Friday Thinking, is a playful reflection of the week's pondering moments.
It is dedicated to illuminating that the next tomorrow won't be like today's yesterday.
I've been reading a couple of science-fiction novels lately. 'The Doors of Eden' (2020) by Adrian Tchaikovsky and 'Star Maker' (1937) by Olaf Stapleton - almost a century separates their publication and it's hard to say which is a better account of the 'living possibilities' of vast time-spaces.
This quote from Olaf Stapleton:
Star-Maker - p.224
We should not for a moment consider even our best-established knowledge of existence as true. It is awareness only of the colours that our own vision paints on the film of one bubble in one strand of foam on the ocean of being.
The sense of the fated incompleteness of all creatures and of all their achievements gave to the Galactic society of Worlds a charm, a sanctity, as of some short-lived and delicate flower.
And it was with an increasing sense of precarious beauty that we ourselves were now learning to regard the far-flung utopia.
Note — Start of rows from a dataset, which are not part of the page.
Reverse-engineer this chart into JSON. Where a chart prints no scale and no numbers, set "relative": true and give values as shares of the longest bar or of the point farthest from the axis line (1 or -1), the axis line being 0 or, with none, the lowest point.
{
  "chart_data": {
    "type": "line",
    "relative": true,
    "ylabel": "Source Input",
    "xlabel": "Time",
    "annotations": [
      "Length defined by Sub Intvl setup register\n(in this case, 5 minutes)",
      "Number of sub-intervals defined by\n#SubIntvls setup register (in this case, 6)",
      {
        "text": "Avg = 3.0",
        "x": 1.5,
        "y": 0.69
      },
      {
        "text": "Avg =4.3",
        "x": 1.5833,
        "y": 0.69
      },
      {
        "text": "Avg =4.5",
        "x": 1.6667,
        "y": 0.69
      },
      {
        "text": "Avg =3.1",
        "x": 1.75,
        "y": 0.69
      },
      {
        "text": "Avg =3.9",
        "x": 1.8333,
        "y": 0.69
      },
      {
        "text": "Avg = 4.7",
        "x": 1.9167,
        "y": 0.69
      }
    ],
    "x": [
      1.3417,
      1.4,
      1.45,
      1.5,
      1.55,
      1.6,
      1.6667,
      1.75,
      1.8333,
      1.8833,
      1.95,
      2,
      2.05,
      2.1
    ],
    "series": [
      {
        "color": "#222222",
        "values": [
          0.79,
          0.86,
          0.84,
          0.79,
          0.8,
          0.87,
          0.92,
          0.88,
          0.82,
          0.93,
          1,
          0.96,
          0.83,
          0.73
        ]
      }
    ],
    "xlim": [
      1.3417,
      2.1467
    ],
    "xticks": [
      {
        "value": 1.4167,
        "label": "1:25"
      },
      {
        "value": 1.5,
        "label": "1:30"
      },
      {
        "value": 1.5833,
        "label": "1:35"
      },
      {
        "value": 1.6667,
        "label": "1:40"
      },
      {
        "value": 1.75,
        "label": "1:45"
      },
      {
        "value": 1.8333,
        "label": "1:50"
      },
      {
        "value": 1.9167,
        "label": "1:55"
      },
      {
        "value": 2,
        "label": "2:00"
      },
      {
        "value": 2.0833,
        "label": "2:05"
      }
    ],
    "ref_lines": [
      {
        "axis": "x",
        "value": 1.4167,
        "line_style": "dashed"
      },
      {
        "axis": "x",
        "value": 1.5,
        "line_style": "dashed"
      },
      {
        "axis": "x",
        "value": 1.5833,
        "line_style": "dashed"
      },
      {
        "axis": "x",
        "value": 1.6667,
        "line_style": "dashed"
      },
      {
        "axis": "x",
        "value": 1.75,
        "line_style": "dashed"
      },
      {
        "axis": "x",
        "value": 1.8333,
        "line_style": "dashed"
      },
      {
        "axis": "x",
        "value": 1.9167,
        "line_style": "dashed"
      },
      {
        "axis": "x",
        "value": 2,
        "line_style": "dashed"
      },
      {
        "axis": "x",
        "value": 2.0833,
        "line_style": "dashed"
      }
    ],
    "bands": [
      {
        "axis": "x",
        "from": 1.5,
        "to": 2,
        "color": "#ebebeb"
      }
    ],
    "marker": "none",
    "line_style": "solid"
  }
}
And if we could apprehend our uncertainties. In a way that comprehends our actual context of infinite possibilities, even if we limit our imagination to a concept of a linear-plane of an unfolding. We may come to perceive how indeterminant any existence is.
and finally -
the comprehension -
of the sanctity -
of life -
that arises -
with the apprehension -
of its precarity -
[#micropoem](https://twitter.com/hashtag/micropoem?src=hashtag_click)
And it is this indeterminacy, this precarity to change - transformation - that is 'the sacred' of life. No matter the scale with which we measure. Any moment of glimpsing - life's fractals of fragility and our wistful ifs of memory - reveal the form of the sacred.
This re-calls to my mind Octavia Butler's 'Parable of the Sower' - and her visioning of 'God is Change and we can Shape Change'. Change is irrevocable, implacable, inevitable, unpredictable - and we have agency enough to nudge affordances - to shape experiences. And it is this 'choice-making will' that affords us - the nudging. Of a god - that is not a god - and without a god - the force of a sanctity that is a secular illumination for re-linking a-part to what is beyond parting.
To end this moment of pondering, I want to contextualize it with another recent science fiction - 'The Ministry For The Future' by Kim Stanley Robinson. This is a magnificent work. Everyone should read it.
Everyone should read all the books I've mentioned.
Ministry For The Future illuminates the essence of the challenge of climate change for humans. For us it is a crisis of consciousness - to grasp and embody the reality that we humans - are one species, on one planet (or ultimately in one solar system, one galaxy - turtles all the way).
A paradox of a secular raising of consciousness of the sanctity of our fragile life.